The highly publicized Amazon Go concept has drawn attention toward in-store customer identification; using body mapping technology to track dozens of customers and recognising what a customer picks off the shelf and purchases.
If retailers can link this customer identification with existing customer databases they can link online and offline activities, they can increase average customer spend; similar to Amazon’s remarkably successful recommendation engine.
McKinsey, in their report 'Big data: The next frontier for innovation, competition, and productivity,' found that, "a retailer using big data to the full could increase its operating margin by more than 60 percent". Therefore, while it is important to consider that Big Data may have limits in terms of its effectiveness, on its current trajectory, it will have numerous benefits in the near future; from highly targeted offers/advertisements to predictive analytics.
Retailers who capitalize on Big Data may be able to stay ahead of competitors, fighting off ever increasing margin pressure by lowering costs and improving revenue.
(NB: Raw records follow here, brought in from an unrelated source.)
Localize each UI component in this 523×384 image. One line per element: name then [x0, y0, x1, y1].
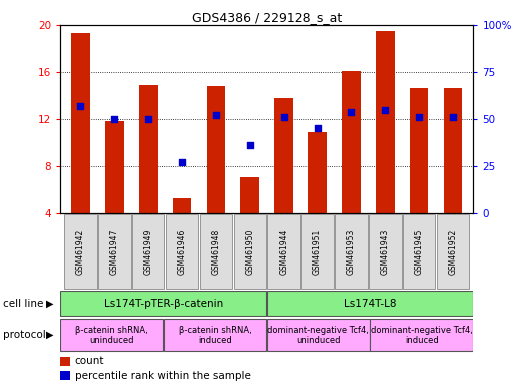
- FancyBboxPatch shape: [234, 214, 266, 289]
- Point: [279, 114, 288, 120]
- Point: [347, 108, 356, 114]
- Text: protocol: protocol: [3, 330, 46, 340]
- Text: GSM461945: GSM461945: [415, 228, 424, 275]
- FancyBboxPatch shape: [64, 214, 97, 289]
- Bar: [376, 31, 394, 213]
- FancyBboxPatch shape: [267, 291, 473, 316]
- Bar: [241, 177, 259, 213]
- FancyBboxPatch shape: [98, 214, 131, 289]
- FancyBboxPatch shape: [166, 214, 198, 289]
- Text: GSM461943: GSM461943: [381, 228, 390, 275]
- Title: GDS4386 / 229128_s_at: GDS4386 / 229128_s_at: [191, 11, 342, 24]
- Text: GSM461952: GSM461952: [449, 228, 458, 275]
- Bar: [275, 98, 293, 213]
- Text: GSM461951: GSM461951: [313, 228, 322, 275]
- FancyBboxPatch shape: [335, 214, 368, 289]
- Bar: [139, 85, 157, 213]
- Text: dominant-negative Tcf4,
induced: dominant-negative Tcf4, induced: [371, 326, 473, 345]
- Bar: [71, 33, 90, 213]
- Point: [449, 114, 457, 120]
- Bar: [207, 86, 225, 213]
- FancyBboxPatch shape: [437, 214, 469, 289]
- FancyBboxPatch shape: [61, 319, 163, 351]
- Text: GSM461953: GSM461953: [347, 228, 356, 275]
- Bar: [342, 71, 361, 213]
- Text: dominant-negative Tcf4,
uninduced: dominant-negative Tcf4, uninduced: [267, 326, 369, 345]
- FancyBboxPatch shape: [61, 291, 266, 316]
- Point: [415, 114, 423, 120]
- FancyBboxPatch shape: [132, 214, 164, 289]
- Text: Ls174T-pTER-β-catenin: Ls174T-pTER-β-catenin: [104, 299, 223, 309]
- Bar: [105, 121, 123, 213]
- FancyBboxPatch shape: [369, 214, 402, 289]
- Text: GSM461949: GSM461949: [144, 228, 153, 275]
- Point: [178, 159, 186, 166]
- Text: ▶: ▶: [46, 330, 53, 340]
- FancyBboxPatch shape: [267, 214, 300, 289]
- Point: [212, 112, 220, 118]
- Text: β-catenin shRNA,
uninduced: β-catenin shRNA, uninduced: [75, 326, 148, 345]
- Text: percentile rank within the sample: percentile rank within the sample: [75, 371, 251, 381]
- Text: GSM461950: GSM461950: [245, 228, 254, 275]
- Bar: [308, 132, 327, 213]
- Point: [246, 142, 254, 149]
- Text: GSM461948: GSM461948: [211, 228, 220, 275]
- Text: Ls174T-L8: Ls174T-L8: [344, 299, 396, 309]
- Point: [110, 116, 119, 122]
- Bar: [173, 198, 191, 213]
- FancyBboxPatch shape: [200, 214, 232, 289]
- FancyBboxPatch shape: [403, 214, 435, 289]
- FancyBboxPatch shape: [370, 319, 473, 351]
- Text: count: count: [75, 356, 104, 366]
- Point: [76, 103, 85, 109]
- Point: [381, 107, 390, 113]
- FancyBboxPatch shape: [301, 214, 334, 289]
- FancyBboxPatch shape: [267, 319, 370, 351]
- Text: cell line: cell line: [3, 299, 43, 309]
- Point: [313, 125, 322, 131]
- Text: GSM461947: GSM461947: [110, 228, 119, 275]
- Text: GSM461944: GSM461944: [279, 228, 288, 275]
- Text: GSM461946: GSM461946: [178, 228, 187, 275]
- Text: GSM461942: GSM461942: [76, 228, 85, 275]
- Bar: [410, 88, 428, 213]
- FancyBboxPatch shape: [164, 319, 266, 351]
- Bar: [444, 88, 462, 213]
- Text: ▶: ▶: [46, 299, 53, 309]
- Point: [144, 116, 152, 122]
- Text: β-catenin shRNA,
induced: β-catenin shRNA, induced: [179, 326, 252, 345]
Big Data may soon not become an option for retailers, but rather a necessity.
Retail margin pressure is ever-mounting due to increasing competition, the meteoric rise of e-commerce, and rising wage demands. Thus, the most successful retailers of the decade have evidently looked to stay ahead by improving customer experience and internal efficiency. Just look at Amazon Go.
Where many retailers have jumped on the self-service checkout trend, Amazon leapt ahead of the automation game with their brick and mortar play; a convenience store that uses computer vision, deep learning algorithms and sensor fusion to completely remove the need for a checkout system, which was rather replaced by the Amazon Go app.
While numerous kinks need to be ironed out, the stores prove the possibility of the complete removal of staff from a brick and mortar store with the help of automation. Combining this with electronic shelf labels, self-checkout terminals, shelf-scanning robots, and partially automated backroom unloading, a physical store can reduce costs by 55%-65% according to McKinsey.
In store automation is on the rise, but will likely soon take a back seat to merchandising automation.
“The winners of the sector will be those who understand [the implications of automation] and act quickly to address them” (McKinsey)
McKinsey suggests, “automatable activities account for approximately 30 to 40 percent of the time of merchants”. Their extensive report lists numerous opportune areas through which retailers can access the benefits of merchandising automation.
The merchandiser’s role differs between organisations, but for the most part involves the holistic management of product appearance and supply in pursuit of long term sales increases.
Merchandise planning, accounting for roughly 20% of a merchandiser’s time, can be optimised through the automation of extensive historical analytics used to create accurate predictive scenarios that empower faster and better decision making for merchandisers.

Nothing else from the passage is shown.